The recent WHO (2011) guidelines on induction of labour recommend oral misoprostol 25 µg every 2 to 4 hours. Misoprostol (prostaglandin E1) is not licensed in many countries for use in obstetrics, and the 25 or 50 µg formulations are not available so a 200 µg formulation needs to be divided or dissolved and the appropriate dose taken. The use of prostaglandins is contraindicated in the presence of a previous uterine scar. Some use the prostaglandin E2 pessaries or gel with caution but not prostaglandin E1 as there is increased incidence of uterine rupture that will compromise the fetus and the mother. The mother should be properly counselled before these drugs are used.

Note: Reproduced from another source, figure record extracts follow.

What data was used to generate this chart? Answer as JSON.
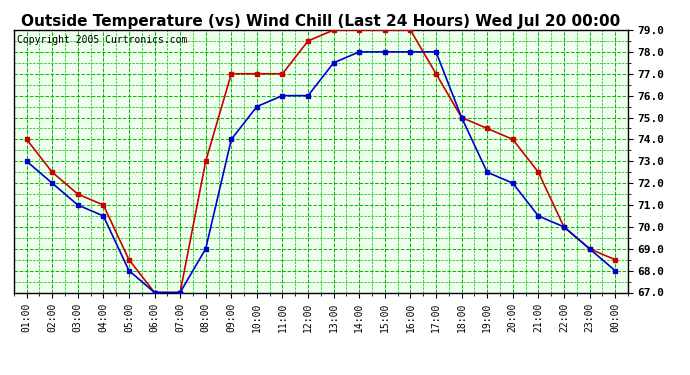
{
  "title": "Outside Temperature (vs) Wind Chill (Last 24 Hours) Wed Jul 20 00:00",
  "copyright": "Copyright 2005 Curtronics.com",
  "x_labels": [
    "01:00",
    "02:00",
    "03:00",
    "04:00",
    "05:00",
    "06:00",
    "07:00",
    "08:00",
    "09:00",
    "10:00",
    "11:00",
    "12:00",
    "13:00",
    "14:00",
    "15:00",
    "16:00",
    "17:00",
    "18:00",
    "19:00",
    "20:00",
    "21:00",
    "22:00",
    "23:00",
    "00:00"
  ],
  "outside_temp": [
    74.0,
    72.5,
    71.5,
    71.0,
    68.5,
    67.0,
    67.0,
    73.0,
    77.0,
    77.0,
    77.0,
    78.5,
    79.0,
    79.0,
    79.0,
    79.0,
    77.0,
    75.0,
    74.5,
    74.0,
    72.5,
    70.0,
    69.0,
    68.5
  ],
  "wind_chill": [
    73.0,
    72.0,
    71.0,
    70.5,
    68.0,
    67.0,
    67.0,
    69.0,
    74.0,
    75.5,
    76.0,
    76.0,
    77.5,
    78.0,
    78.0,
    78.0,
    78.0,
    75.0,
    72.5,
    72.0,
    70.5,
    70.0,
    69.0,
    68.0
  ],
  "outside_temp_color": "#cc0000",
  "wind_chill_color": "#0000cc",
  "ylim_min": 67.0,
  "ylim_max": 79.0,
  "yticks": [
    67.0,
    68.0,
    69.0,
    70.0,
    71.0,
    72.0,
    73.0,
    74.0,
    75.0,
    76.0,
    77.0,
    78.0,
    79.0
  ],
  "bg_color": "#ffffff",
  "plot_bg_color": "#eeffee",
  "grid_color_minor": "#00bb00",
  "grid_color_major": "#aaaaaa",
  "title_fontsize": 11,
  "marker": "s",
  "marker_size": 3,
  "line_width": 1.2,
  "copyright_fontsize": 7
}
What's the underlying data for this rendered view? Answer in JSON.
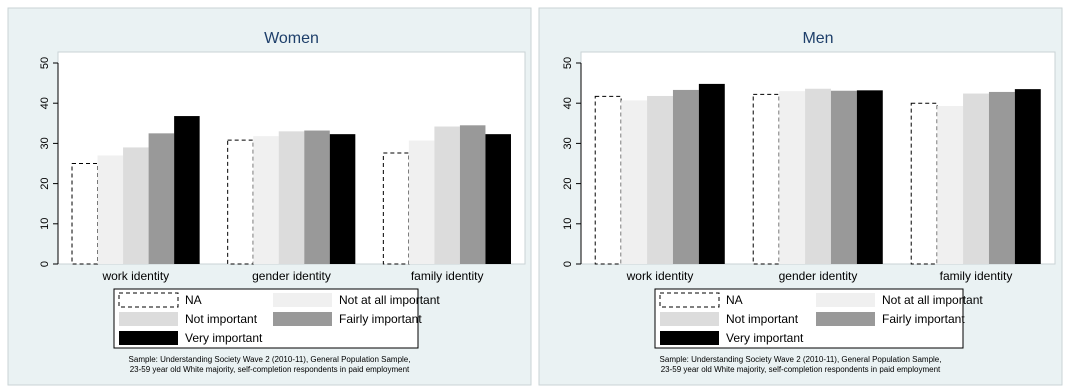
{
  "colors": {
    "panel_bg": "#eaf2f3",
    "plot_bg": "#ffffff",
    "title_text": "#1e3f6a",
    "frame": "#c9d3d6",
    "na_fill": "#ffffff",
    "not_at_all": "#f0f0f0",
    "not_important": "#dcdcdc",
    "fairly": "#999999",
    "very": "#000000"
  },
  "legend_items": [
    {
      "label": "NA",
      "style": "dashed"
    },
    {
      "label": "Not at all important",
      "style": "not_at_all"
    },
    {
      "label": "Not important",
      "style": "not_important"
    },
    {
      "label": "Fairly important",
      "style": "fairly"
    },
    {
      "label": "Very important",
      "style": "very"
    }
  ],
  "chart_data": [
    {
      "type": "bar",
      "title": "Women",
      "categories": [
        "work identity",
        "gender identity",
        "family identity"
      ],
      "ylim": [
        0,
        50
      ],
      "yticks": [
        "0",
        "10",
        "20",
        "30",
        "40",
        "50"
      ],
      "grid": false,
      "legend": "bottom",
      "series": [
        {
          "name": "NA",
          "values": [
            25,
            30.8,
            27.6
          ]
        },
        {
          "name": "Not at all important",
          "values": [
            27,
            31.8,
            30.7
          ]
        },
        {
          "name": "Not important",
          "values": [
            29,
            33,
            34.2
          ]
        },
        {
          "name": "Fairly important",
          "values": [
            32.5,
            33.2,
            34.5
          ]
        },
        {
          "name": "Very important",
          "values": [
            36.8,
            32.3,
            32.3
          ]
        }
      ],
      "note": [
        "Sample: Understanding Society Wave 2 (2010-11), General Population Sample,",
        "23-59 year old White majority, self-completion respondents in paid employment"
      ]
    },
    {
      "type": "bar",
      "title": "Men",
      "categories": [
        "work identity",
        "gender identity",
        "family identity"
      ],
      "ylim": [
        0,
        50
      ],
      "yticks": [
        "0",
        "10",
        "20",
        "30",
        "40",
        "50"
      ],
      "grid": false,
      "legend": "bottom",
      "series": [
        {
          "name": "NA",
          "values": [
            41.7,
            42.2,
            40
          ]
        },
        {
          "name": "Not at all important",
          "values": [
            40.7,
            43,
            39.3
          ]
        },
        {
          "name": "Not important",
          "values": [
            41.8,
            43.6,
            42.4
          ]
        },
        {
          "name": "Fairly important",
          "values": [
            43.3,
            43.1,
            42.8
          ]
        },
        {
          "name": "Very important",
          "values": [
            44.8,
            43.2,
            43.5
          ]
        }
      ],
      "note": [
        "Sample: Understanding Society Wave 2 (2010-11), General Population Sample,",
        "23-59 year old White majority, self-completion respondents in paid employment"
      ]
    }
  ]
}
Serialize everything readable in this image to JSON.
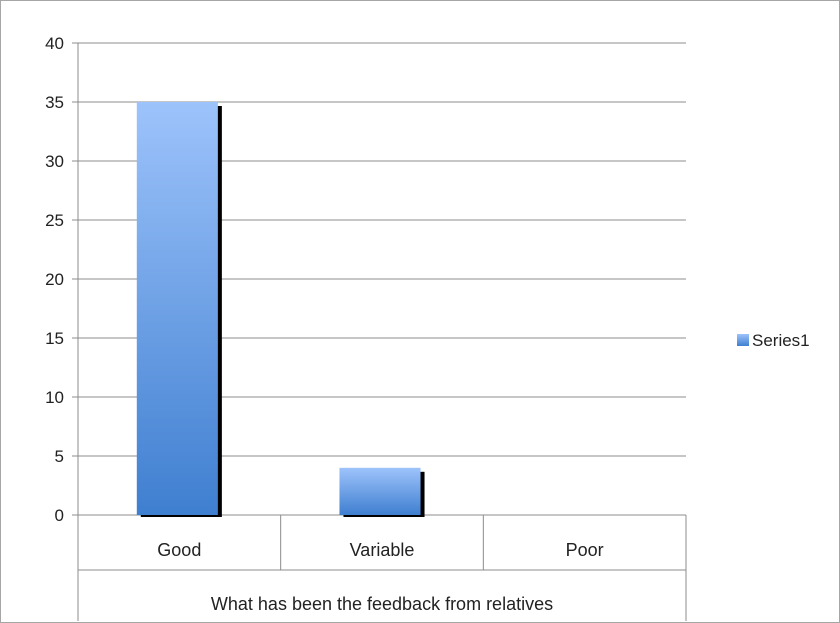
{
  "chart_data": {
    "type": "bar",
    "categories": [
      "Good",
      "Variable",
      "Poor"
    ],
    "series": [
      {
        "name": "Series1",
        "values": [
          35,
          4,
          0
        ]
      }
    ],
    "xlabel": "What has been the feedback from relatives",
    "ylabel": "",
    "ylim": [
      0,
      40
    ],
    "yticks": [
      0,
      5,
      10,
      15,
      20,
      25,
      30,
      35,
      40
    ],
    "grid": true,
    "legend": "right",
    "colors": {
      "bar_top": "#9dc3fb",
      "bar_bottom": "#3f7fd0",
      "shadow": "#000000",
      "grid": "#8c8c8c"
    }
  }
}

Inefficient uterine activity
Management
The general principles of management of abnormal uterine activity involve:
• Adequate pain relief, particularly in the presence of hypertonic uterine inertia and principally with epidural analgesia.
• Adequate fluid replacement by intravenous infusion of dextrose saline or Hartmann’s solution.
• Stimulation of coordinated uterine activity using a dilute infusion of oxytocin.
In the presence of hypotonic uterine inertia, uterine activity may be stimulated by encouraging mobilization of the mother and, if the membranes are intact, by artificial rupture of the membranes; an oxytocic infusion will also usually stimulate labour and delivery.
Cord presentation and cord prolapse
Cord presentation (Fig. 11.18) occurs when any part of the cord lies alongside or in front of the presenting part. The diagnosis is usually established by digital palpation of the pulsating cord, which may be felt through the intact membranes. When the membranes rupture, the cord prolapses and may appear at the vulva or be palpable in front of the presenting part.